Asher, Julia'yı yanına çekti. "Rahat ol, tatlım." Asher, beni yerde ağlayarak ve sızlanarak izlerken gülümseyerek konuştu. "Onu reddetmenin ne anlamı var ki, onu istediğimiz kadar cezalandırabiliriz?"

Julia tamamen memnun görünmese de başını salladı ve Asher'ı dışarı çıkardı. Ağlayarak sırt çantama süründüm ve geldiğim yoldan çıktım.


Günün geri kalanını tuvaletlerde ve nadiren kullanılan koridorlarda saklanarak geçirdim, eve gitme zamanı gelene kadar. Önlemlerime rağmen, insanlar yanımdan geçerken bana tiksinti dolu bakışlar attılar.

Eve geldiğimde, sessizce içeri girdim ve neredeyse odamın kapısına varmıştım ki annemin sesi yankılandı.

"Hannah!” Şok içinde bana baktığını gördüm. “Ne oldu sana? Bir su birikintisine mi düştün?"

Zorla gülümsedim. "İyiyim, anne," dedim. "Sadece... ıslandım. Bir şey değil. Ödevime başlamam lazım..."

Kapımı arkamdan kapattım, söyleyeceği şeyi keserek. Yavaşça kıyafetlerimi çıkardım. Aynada kendime bir bakış attığımda, gözyaşlarım tekrar yanaklarımdan süzüldü.

Düşüp vurulduğum her yerden vücudumda izler vardı. Tenim kirliydi. Bir havluyla kendimi yerden silerken, içimde boşalmış gibi hissediyordum. Hayatımda hiç bu kadar mutsuz hissetmemiştim. Bütün kalbimle, beni bu sürüden sonsuza kadar çıkaracak bir şeyin olmasını diledim. Ne kadar süre orada düşündüğümü bilmiyorum. Sonunda ayağa kalktım, banyo yapmaya hazırlanıyordum.

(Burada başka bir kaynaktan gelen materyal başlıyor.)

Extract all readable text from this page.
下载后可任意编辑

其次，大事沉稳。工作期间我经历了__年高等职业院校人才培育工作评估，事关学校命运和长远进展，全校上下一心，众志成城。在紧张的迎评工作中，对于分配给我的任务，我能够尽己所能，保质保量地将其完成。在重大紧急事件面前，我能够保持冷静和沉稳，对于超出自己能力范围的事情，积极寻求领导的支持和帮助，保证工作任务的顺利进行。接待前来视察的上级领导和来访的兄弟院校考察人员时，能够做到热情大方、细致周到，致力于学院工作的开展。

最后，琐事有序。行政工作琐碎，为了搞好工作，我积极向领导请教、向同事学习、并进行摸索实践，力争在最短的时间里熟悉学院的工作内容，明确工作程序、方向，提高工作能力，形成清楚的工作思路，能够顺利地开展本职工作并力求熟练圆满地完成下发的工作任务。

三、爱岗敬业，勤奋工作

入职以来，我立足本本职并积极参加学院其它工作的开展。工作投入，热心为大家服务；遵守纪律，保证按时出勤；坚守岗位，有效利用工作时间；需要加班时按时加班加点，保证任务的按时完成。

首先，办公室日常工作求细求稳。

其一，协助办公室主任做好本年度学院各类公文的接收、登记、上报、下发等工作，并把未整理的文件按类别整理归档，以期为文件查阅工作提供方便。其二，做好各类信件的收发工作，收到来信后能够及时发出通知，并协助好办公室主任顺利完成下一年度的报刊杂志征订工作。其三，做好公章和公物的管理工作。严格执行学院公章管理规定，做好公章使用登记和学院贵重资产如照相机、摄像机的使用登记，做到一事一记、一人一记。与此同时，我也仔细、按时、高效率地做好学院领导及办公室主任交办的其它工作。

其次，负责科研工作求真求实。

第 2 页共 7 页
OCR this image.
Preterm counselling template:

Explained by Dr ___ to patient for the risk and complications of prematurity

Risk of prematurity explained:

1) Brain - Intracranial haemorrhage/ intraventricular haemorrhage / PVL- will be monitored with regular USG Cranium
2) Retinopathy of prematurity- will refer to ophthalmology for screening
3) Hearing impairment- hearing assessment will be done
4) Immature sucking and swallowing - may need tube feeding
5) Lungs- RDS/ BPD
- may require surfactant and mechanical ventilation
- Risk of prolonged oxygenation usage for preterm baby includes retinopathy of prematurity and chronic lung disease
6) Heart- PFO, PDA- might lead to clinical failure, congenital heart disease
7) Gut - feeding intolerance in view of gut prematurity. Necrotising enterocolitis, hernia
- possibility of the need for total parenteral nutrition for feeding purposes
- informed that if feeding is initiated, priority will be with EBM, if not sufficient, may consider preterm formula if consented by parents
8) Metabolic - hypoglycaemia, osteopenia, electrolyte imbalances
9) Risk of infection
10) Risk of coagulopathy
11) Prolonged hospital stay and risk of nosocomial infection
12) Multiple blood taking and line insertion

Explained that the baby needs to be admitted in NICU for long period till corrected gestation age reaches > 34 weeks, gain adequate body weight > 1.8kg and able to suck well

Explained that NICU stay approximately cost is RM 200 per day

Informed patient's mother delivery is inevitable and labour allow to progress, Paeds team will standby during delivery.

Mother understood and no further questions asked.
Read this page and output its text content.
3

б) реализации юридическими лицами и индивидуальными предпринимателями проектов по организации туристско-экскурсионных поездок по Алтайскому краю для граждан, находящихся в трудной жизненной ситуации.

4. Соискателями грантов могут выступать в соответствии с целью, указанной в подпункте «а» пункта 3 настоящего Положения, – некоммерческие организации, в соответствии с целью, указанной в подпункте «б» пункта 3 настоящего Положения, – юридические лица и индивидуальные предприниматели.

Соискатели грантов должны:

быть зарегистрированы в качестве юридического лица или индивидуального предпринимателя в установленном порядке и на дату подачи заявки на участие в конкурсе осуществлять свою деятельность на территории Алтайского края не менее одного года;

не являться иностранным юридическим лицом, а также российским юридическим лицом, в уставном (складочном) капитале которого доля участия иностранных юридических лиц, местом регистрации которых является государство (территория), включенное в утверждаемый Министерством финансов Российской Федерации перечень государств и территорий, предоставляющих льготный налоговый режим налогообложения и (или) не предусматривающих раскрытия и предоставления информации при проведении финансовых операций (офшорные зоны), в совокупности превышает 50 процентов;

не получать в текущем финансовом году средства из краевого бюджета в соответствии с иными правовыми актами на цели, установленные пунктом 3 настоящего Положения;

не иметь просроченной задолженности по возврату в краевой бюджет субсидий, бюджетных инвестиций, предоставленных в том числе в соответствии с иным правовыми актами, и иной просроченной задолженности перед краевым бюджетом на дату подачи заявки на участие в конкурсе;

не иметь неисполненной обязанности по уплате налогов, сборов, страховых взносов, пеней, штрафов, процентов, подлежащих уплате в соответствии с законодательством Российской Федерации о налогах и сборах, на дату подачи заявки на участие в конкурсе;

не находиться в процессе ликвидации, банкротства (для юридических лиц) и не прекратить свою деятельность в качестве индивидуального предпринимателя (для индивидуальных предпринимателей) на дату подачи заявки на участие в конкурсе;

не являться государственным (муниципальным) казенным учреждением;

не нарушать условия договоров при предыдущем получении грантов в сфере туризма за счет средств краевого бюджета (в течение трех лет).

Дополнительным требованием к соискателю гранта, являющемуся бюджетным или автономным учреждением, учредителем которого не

Ve sonra beni vurdu. Hayatımda hissettiğim en kötü, en dayanılmaz acı. İçimden, derinlerimden geldi. Acının gücü beni ayaklarımdan yere düşürdü.

Kafamda, kurtum acı içinde uludu. O anda, Asher'ın başka biriyle yattığını biliyordum. “Bizi cezalandırıyor.” diye ağladı. Beni reddetmek yerine cezalandırıyordu.

Göğsümü tuttum, sanki görünmez pençeler orayı yırtıyordu. Boğazımdan bir çığlık çıktı. Sonra bir tane daha, acının beni parçalamasını durdurmaya çalışırken.

Annem saniyeler sonra odaya fırladı, adımı haykırarak.

"Hannah," diye bağırdı. "Ne oldu? Hannah!"

Acıyı engellemeye çalışarak gözlerimi sıktım.

"Beni incitiyor," diye ağladım. "Anne, beni incitiyor!"